The “new” Anvil Inn has been open for something like 4 months now (no, none of us exactly recorded our exact opening date… der!). We had a record Saturday night this past weekend, in number of reservations, number of guests served, and total sales. (although every Saturday for the last month has been a record night, each better than the last…) As I sat today on the couch (unless there’s a very compelling reason otherwise — someone’s bleeding heavily or something is on fire — I try to force myself to decompress on Sunday, at least for a few hours), I was thinking about how the dining room looks, not an empty seat to be had, full of laughing and chatting and the clink of silverware on plates… I was thinking about the people that I see — that are always excited to see me if I pass through while they’re sitting at the bar — the same wonderful people that come back week after week, some driving an hour or more just to eat here, people that bring friends and family to introduce them to the experience, whose friends and family then come back and bring their friends and family, sometimes the very next night after their first visit…
You see, that’s how James and I are (ok, WERE, back in the days when we were actually able to go to restaurants and have people cook food and bring it to us — what a beautiful, far-away concept that is!!). We would find a restaurant that we loved, and we would be back the next night, often with friends or family in tow. (I never realized that other people did this… I guess I actually believed that we were the only ones who would be that enthused about a restaurant!) The fact that people are actually doing this over OUR restaurant is, well, pardon me, but inconceivable to me!!
When I used to fantasize about having my own restaurant (that, by the way, is how you get labeled a nut case by friends with more conventional material fantasies…), in retrospect I think I did so with a built-in inferiority complex. I have been to, enjoyed, examined, deconstructed, really dined at, probably more than 250 restaurants that I consider amazing in some way. My favorites among the best of the best probably number close to 50. James and I aloud, and I more extensively in my head, would deconstruct the experience a million ways. In most cases, there was always something I could find that could have been done better, even if it was just the water glass choice or the way the server described a special. I guess you could say that I’m just overly critical, but in NO way did those nitpicky things diminish the accomplishment of the restaurant, or my enjoyment of it. What it did for me was teach me so much about what I like and dislike in a restaurant, which turned into my knowledge base for what we’re doing now.
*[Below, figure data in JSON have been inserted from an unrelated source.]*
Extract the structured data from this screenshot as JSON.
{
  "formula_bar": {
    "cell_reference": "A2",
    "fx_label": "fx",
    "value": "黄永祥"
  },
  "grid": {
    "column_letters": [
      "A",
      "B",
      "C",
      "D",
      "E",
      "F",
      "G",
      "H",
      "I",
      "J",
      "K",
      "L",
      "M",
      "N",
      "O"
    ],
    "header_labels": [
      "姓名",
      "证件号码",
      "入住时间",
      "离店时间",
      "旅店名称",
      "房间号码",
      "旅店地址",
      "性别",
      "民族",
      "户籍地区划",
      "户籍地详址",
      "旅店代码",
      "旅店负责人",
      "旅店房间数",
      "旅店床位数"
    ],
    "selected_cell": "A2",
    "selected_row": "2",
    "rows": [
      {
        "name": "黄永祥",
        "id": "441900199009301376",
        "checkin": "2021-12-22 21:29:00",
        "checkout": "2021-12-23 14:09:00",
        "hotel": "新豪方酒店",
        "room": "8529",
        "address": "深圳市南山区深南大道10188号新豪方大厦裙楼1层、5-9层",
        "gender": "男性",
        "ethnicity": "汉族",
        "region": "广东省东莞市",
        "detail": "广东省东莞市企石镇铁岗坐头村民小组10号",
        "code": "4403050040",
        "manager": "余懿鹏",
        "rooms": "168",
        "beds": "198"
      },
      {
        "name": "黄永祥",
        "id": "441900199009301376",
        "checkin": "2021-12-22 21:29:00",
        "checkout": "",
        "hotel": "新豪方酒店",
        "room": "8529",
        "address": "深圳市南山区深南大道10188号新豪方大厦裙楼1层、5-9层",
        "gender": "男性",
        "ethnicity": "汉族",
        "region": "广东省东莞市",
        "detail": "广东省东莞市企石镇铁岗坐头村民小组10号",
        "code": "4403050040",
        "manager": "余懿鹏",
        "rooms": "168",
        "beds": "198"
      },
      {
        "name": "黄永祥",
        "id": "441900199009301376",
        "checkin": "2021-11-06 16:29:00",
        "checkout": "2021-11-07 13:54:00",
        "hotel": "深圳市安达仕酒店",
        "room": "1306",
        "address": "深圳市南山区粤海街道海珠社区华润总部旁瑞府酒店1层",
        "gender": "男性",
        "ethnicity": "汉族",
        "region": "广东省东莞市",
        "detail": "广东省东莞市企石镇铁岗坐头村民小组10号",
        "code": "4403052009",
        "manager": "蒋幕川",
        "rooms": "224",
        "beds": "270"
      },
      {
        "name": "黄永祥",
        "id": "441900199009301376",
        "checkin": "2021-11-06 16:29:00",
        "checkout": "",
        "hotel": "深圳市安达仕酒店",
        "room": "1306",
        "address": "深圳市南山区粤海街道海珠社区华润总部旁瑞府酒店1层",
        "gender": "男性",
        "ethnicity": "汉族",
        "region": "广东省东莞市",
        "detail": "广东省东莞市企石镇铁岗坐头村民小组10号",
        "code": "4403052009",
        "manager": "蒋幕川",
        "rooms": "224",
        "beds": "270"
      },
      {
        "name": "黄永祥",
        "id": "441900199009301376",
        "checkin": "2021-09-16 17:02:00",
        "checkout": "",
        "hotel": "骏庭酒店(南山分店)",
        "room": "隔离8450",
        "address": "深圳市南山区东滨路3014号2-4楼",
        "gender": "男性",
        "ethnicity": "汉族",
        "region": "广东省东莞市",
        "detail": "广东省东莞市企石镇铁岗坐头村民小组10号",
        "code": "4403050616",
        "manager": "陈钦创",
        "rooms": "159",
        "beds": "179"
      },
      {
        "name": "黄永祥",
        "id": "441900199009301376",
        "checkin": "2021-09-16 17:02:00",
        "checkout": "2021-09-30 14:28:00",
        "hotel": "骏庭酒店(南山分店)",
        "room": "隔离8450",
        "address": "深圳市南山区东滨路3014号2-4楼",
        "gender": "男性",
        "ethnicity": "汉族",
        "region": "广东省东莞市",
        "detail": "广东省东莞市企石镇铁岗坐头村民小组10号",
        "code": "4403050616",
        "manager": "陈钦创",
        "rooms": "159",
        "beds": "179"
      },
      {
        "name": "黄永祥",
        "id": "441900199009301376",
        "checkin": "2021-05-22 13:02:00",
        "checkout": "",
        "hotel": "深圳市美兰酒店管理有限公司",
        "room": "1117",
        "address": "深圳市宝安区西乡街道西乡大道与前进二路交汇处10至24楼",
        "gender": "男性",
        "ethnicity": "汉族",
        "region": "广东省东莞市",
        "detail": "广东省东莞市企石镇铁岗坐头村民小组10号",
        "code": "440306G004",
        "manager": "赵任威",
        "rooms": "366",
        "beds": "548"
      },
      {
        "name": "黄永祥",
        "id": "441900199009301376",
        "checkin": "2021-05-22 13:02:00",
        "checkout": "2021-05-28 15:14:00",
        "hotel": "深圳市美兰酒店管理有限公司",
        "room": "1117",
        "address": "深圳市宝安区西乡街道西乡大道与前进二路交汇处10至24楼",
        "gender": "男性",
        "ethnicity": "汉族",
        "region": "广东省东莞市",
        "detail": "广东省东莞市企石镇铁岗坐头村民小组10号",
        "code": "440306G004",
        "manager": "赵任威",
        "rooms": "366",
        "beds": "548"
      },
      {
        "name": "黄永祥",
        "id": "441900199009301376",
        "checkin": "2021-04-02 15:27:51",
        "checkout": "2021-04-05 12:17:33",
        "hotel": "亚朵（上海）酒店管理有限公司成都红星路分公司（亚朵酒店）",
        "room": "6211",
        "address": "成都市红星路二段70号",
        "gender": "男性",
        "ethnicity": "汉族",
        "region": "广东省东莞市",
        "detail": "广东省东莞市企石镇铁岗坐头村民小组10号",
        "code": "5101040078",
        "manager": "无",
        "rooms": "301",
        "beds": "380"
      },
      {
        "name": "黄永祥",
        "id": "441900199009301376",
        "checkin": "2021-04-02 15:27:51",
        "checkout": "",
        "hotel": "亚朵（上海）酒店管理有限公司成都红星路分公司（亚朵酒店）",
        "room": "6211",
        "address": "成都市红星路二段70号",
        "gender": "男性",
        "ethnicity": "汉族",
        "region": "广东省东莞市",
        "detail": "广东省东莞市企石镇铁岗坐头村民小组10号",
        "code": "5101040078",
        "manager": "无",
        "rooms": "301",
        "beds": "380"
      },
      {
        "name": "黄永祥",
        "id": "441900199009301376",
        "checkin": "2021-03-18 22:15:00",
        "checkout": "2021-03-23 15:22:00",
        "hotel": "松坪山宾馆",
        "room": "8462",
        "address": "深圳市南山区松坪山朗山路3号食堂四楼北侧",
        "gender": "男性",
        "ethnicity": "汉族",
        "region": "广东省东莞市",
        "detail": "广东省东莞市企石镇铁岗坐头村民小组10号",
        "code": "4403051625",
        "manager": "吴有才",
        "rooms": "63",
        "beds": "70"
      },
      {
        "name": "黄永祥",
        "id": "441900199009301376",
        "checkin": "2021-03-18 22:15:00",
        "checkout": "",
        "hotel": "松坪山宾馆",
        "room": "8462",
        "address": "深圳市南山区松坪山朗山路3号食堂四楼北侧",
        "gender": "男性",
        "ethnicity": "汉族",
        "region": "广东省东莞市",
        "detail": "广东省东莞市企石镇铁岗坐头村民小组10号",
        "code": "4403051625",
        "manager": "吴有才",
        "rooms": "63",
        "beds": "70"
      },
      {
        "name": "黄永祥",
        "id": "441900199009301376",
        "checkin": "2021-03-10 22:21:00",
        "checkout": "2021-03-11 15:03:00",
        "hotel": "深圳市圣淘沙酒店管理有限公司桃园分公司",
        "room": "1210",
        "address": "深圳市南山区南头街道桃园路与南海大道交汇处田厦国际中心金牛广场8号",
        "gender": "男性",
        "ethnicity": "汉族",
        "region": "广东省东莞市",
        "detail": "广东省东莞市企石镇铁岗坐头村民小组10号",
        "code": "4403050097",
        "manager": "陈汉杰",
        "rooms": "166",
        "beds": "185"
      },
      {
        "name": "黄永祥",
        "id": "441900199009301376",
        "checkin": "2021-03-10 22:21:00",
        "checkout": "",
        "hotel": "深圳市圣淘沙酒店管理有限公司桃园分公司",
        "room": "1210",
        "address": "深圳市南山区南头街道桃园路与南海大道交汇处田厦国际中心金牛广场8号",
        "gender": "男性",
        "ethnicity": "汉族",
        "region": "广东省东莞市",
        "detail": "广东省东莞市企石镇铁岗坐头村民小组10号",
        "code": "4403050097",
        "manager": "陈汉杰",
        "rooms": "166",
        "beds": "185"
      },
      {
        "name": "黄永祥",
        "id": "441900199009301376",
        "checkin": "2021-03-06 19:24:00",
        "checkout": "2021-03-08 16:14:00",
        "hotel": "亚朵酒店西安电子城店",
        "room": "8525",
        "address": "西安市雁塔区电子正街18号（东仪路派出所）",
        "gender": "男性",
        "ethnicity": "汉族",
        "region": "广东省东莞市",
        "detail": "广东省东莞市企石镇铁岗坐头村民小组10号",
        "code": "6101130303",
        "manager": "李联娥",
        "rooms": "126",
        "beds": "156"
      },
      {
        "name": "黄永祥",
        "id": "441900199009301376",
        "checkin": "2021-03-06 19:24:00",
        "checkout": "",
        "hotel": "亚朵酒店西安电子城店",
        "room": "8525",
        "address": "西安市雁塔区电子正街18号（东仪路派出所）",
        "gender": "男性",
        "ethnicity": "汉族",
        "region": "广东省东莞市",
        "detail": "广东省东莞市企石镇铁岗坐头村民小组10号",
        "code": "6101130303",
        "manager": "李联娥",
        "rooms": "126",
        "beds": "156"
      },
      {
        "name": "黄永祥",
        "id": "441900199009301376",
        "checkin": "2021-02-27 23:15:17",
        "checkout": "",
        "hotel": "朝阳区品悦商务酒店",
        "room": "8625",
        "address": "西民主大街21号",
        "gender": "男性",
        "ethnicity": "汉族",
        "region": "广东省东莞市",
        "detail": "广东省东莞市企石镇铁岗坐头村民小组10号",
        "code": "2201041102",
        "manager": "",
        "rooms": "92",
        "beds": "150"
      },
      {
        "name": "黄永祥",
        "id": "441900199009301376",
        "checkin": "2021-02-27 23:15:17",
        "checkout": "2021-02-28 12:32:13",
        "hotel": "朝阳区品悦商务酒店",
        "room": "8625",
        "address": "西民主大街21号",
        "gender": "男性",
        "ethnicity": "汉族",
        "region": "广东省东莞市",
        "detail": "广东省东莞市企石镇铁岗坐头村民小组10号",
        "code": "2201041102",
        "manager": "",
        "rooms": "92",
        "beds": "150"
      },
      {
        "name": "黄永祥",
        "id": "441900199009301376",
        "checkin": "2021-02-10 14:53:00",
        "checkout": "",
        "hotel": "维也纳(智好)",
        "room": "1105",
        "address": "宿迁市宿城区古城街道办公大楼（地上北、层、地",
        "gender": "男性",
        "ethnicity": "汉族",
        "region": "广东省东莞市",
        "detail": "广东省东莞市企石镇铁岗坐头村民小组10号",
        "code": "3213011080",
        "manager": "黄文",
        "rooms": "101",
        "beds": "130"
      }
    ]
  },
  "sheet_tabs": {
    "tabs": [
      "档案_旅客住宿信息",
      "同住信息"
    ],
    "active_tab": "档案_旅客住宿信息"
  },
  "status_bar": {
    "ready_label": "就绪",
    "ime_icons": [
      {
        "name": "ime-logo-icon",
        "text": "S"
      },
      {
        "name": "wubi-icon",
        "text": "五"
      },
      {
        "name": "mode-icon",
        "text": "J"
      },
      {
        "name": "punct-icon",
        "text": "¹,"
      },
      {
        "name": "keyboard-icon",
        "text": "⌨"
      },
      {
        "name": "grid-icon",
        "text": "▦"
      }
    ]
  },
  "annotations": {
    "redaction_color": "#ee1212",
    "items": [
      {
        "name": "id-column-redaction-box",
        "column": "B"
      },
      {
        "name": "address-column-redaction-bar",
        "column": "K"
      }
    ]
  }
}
(As an aside to all you kids out there, you can be anything you want to be… Just become a very devoted student of your field of choice. Learn everything about it, experience it from every angle, even if it’s on paper, until you find your way in the door. And as for how you know when you’ve found your true calling… it’s when you’re working 100 times longer and harder than you ever have in your life, but you never even so much as THINK “I have to go to work now,” you’re there.)
So anyway, when I would do these post-mortems on restaurants, I would sometimes dare to think about how I would do it if I had a restaurant. But even safe in my own head, I didn’t dare to hope to ever have anything like those places. Don’t get me wrong, I’m not suggesting in ANY way that our humble, small town restaurant competes with all those in my top lists. But when I see people — whose tastes and opinions I trust and value — coming back again and again to the Anvil, and bringing friends and family, well, it has started to make me think. Until recently, I’ve been absolutely convinced that people are being polite, trying to be supportive, trying to be nice. I can’t dare to think that, well, maybe we’re really doing this?? I mean, am I really doing this?? Today, on the couch, drifting in and out of that happy-nappy place, I dared to believe — just for one second — that maybe so.
In my daily post-mortem of service, I fall asleep cataloging in my head the things that we need to fix, add, do differently… And I still know that our restaurant doesn’t complete with any of those on my top lists. But at least now I can qualify that with, “not yet!”